In questo quadro, le imprese, insieme a Stato e Terzo Settore, devono formare un “tridente sociale”. Le aree di intervento includono: sostegno alle famiglie a basso reddito attraverso strumenti di welfare aziendale; promozione dell’occupazione femminile con flessibilità, servizi di cura e governance orientata alla parità; formazione continua e collaborazione strutturale tra imprese, scuole e università; inclusione dei lavoratori stranieri e valorizzazione delle diversità; investimenti in innovazione e produttività sostenibile; rafforzamento delle partnership territoriali con fondazioni ed enti del Terzo Settore.

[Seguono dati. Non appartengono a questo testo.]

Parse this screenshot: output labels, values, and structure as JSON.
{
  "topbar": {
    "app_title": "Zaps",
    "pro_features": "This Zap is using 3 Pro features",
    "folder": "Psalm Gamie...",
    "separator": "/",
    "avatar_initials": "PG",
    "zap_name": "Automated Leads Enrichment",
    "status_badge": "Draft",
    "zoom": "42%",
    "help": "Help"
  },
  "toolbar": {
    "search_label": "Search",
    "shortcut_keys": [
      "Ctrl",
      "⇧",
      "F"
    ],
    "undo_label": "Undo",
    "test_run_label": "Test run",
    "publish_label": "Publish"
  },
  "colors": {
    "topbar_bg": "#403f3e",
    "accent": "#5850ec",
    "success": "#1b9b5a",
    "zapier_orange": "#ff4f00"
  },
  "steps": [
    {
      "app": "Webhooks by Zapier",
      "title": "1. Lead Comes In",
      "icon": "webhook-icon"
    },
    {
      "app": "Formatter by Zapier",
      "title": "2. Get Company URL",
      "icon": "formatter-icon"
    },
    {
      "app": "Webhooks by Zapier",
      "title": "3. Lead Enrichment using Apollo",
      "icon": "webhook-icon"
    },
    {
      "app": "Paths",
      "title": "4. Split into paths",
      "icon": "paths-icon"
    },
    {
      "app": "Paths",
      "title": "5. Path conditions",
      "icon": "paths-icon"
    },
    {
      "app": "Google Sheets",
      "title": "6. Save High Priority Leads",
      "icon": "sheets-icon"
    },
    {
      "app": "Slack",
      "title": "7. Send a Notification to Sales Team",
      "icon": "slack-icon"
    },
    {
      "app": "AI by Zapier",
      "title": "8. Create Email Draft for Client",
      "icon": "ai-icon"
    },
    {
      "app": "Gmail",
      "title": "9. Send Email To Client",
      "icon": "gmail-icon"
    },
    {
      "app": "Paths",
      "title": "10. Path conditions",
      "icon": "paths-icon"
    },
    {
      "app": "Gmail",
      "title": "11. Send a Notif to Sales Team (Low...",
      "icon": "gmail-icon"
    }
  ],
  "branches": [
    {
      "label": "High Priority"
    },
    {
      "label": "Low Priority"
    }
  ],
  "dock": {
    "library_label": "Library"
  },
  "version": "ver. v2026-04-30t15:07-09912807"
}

Le città e i territori italiani sperimentano questi fenomeni in modo differenziato. A sud, Palermo, pur registrando crescita di PIL e occupazione, vede un forte indebolimento demografico, redditi molto bassi e una quota crescente di famiglie monocomponente. A nord, Parma – percepita come benestante – conosce un aumento delle disuguaglianze e ha avviato un patto sociale territoriale per rafforzare il welfare condiviso, mentre Milano mostra nuove forme di fragilità legate a residenze irregolari e solitudine urbana.
La demografia non è solo un insieme di dati ma una chiave interpretativa del futuro del Paese. Il declino quantitativo della popolazione, non accompagnato da un adeguato potenziamento qualitativo – capitale umano, innovazione, formazione – mina crescita, welfare, mobilità sociale e fiducia collettiva. Serve una strategia nazionale basata su politiche strutturali, non temporanee: oltre a quanto già indicato, particolare attenzione legislativa va posta al tema dei lasciti filantropici.
La sfida riguarda non solo l’economia, ma la tenuta della democrazia e del contratto sociale. È necessario un nuovo patto tra generazioni, istituzioni e imprese per restituire prospettive, diritti e opportunità alle persone e al Paese.